We had $147 oil for exactly one day. $150 oil for any period greater than that is absolutely ridiculous. The emerging markets are already collapsing with $74 oil, and that was planned. $150 oil would put the cost of oil's delivered energy to the economy at 0.0061¢ per BTU. It would cost 31 cents to hard boil an egg if you were using petroleum. The only reason that $74 oil is now sustainable for the DE is because it is being used to extract $4 trillion per year from the EM. Once that capital flow ceases oil goes to $40 or less, and the industry goes broke.
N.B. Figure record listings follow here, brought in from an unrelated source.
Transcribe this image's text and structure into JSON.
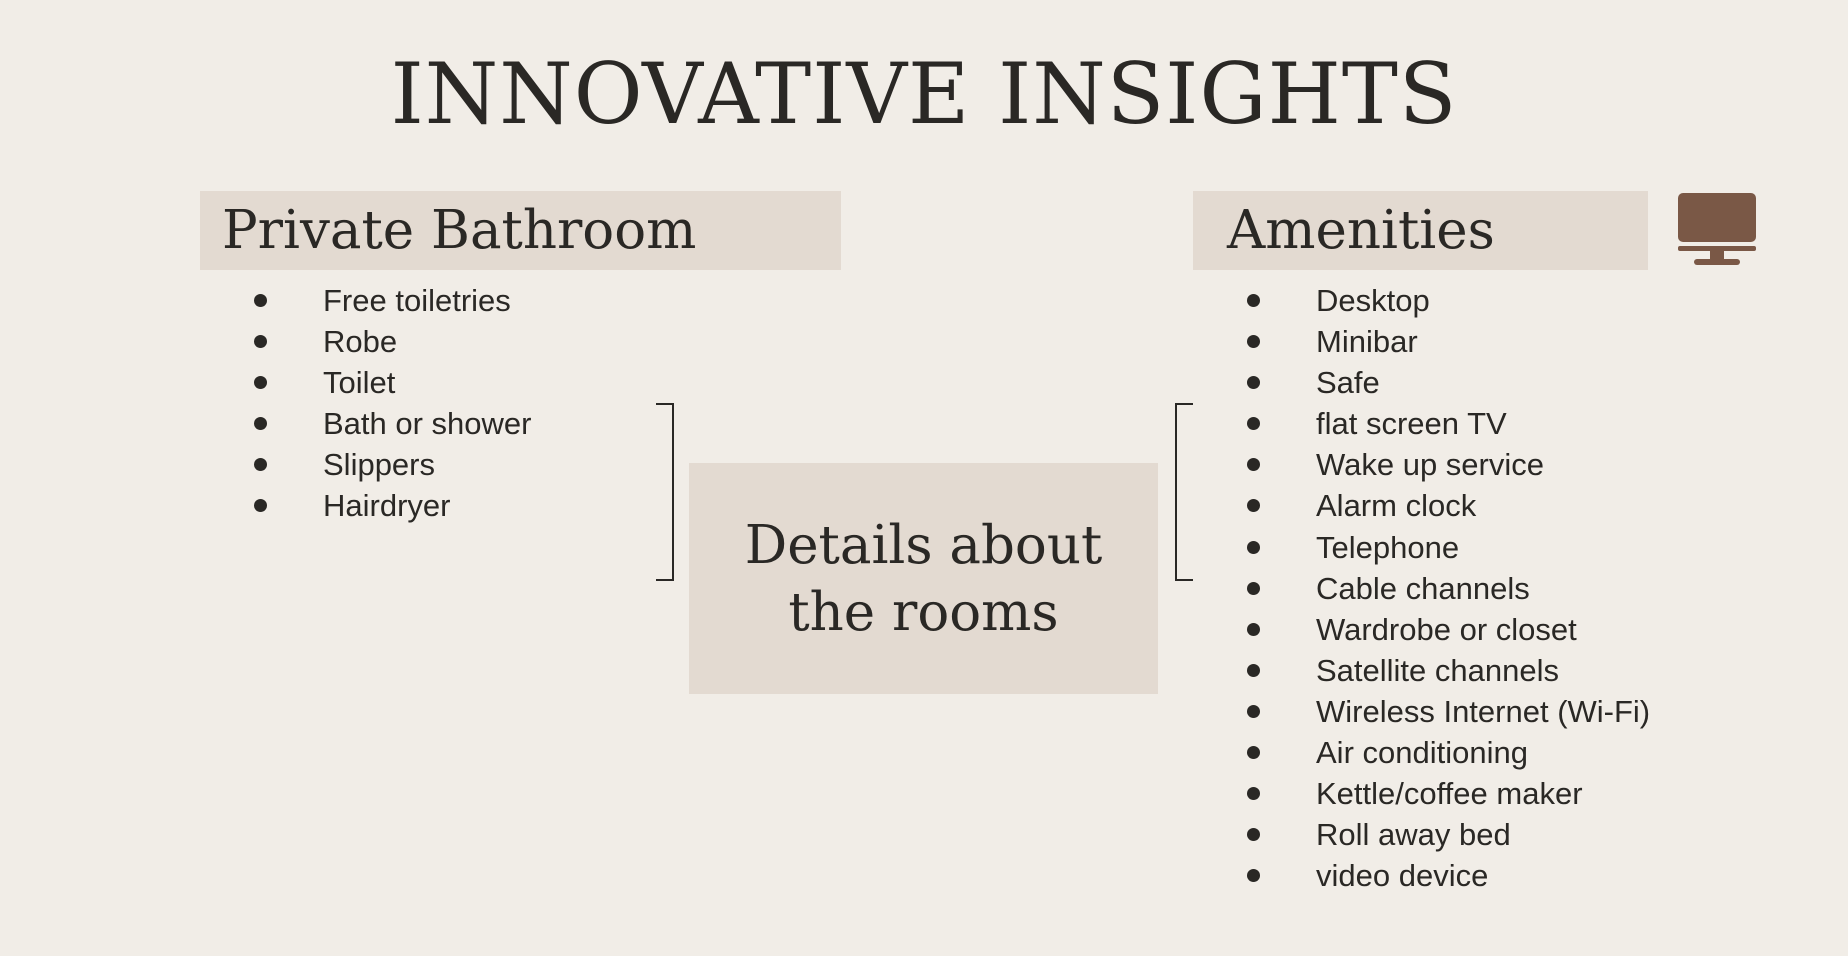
{
  "title": "INNOVATIVE INSIGHTS",
  "left_section": {
    "heading": "Private Bathroom",
    "items": [
      "Free toiletries",
      "Robe",
      "Toilet",
      "Bath or shower",
      "Slippers",
      "Hairdryer"
    ]
  },
  "center": {
    "text": "Details about the rooms"
  },
  "right_section": {
    "heading": "Amenities",
    "icon": "monitor-icon",
    "items": [
      "Desktop",
      "Minibar",
      "Safe",
      "flat screen TV",
      "Wake up service",
      "Alarm clock",
      "Telephone",
      "Cable channels",
      "Wardrobe or closet",
      "Satellite channels",
      "Wireless Internet (Wi-Fi)",
      "Air conditioning",
      "Kettle/coffee maker",
      "Roll away bed",
      "video device"
    ]
  },
  "colors": {
    "background": "#f1ede7",
    "panel": "#e3dad1",
    "text": "#2a2825",
    "icon": "#7a5846"
  }
}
In reply to by divingengineer

Edward Morbius Mon, 07/09/2018 - 15:08 Permalink

$1,500/bbl would be just what the doctor ordered, not $150. Bicycle manufacturer's stock would soar, and obesity drop. Elon Musk would save the day with another great idea, like TSLA.

Righttoarmbears Mon, 07/09/2018 - 15:11 Permalink

Oil demand increasing? where did this optimistic looney get his crystal ball from?

China one of the biggest consumers is suffering a decline in demand and has bunkered so much, its struggling to find places to put it? and if its economy goes PHUT as is looking likely, demand will fall of a cliff, you wont be able to give the stuff away!!

MrNoItAll Mon, 07/09/2018 - 15:14 Permalink

The ONE AND ONLY reason that investment in new oil fields has so dramatically declined is because they've already scoured the entire planet surface including underwater and they know that there isn't anything left that's worth investing in. If it takes the energy in one barrel of oil to extract, refine and distribute one barrel of oil, then there isn't any point in extracting that oil. Modern high tech human civilization is so screwed.

IronForge Mon, 07/09/2018 - 15:19 Permalink

IRN and RUS won't be stopped.

Also, I don't think the IEX will allow for PX to spike up that much.

∴ Not going to happen for long, if not at all.

GoldmanSax Mon, 07/09/2018 - 15:26 Permalink

Underinvestment? The Nazis have old tech that can stretch oil way further than "modern" bullshit Detroit and Tokyo put out. They also have synthetic stuff that is better too. The world is swimming in oil. Asia, Cuba, Africa, North and South poles. C'mon, people, this is artificial scarcity.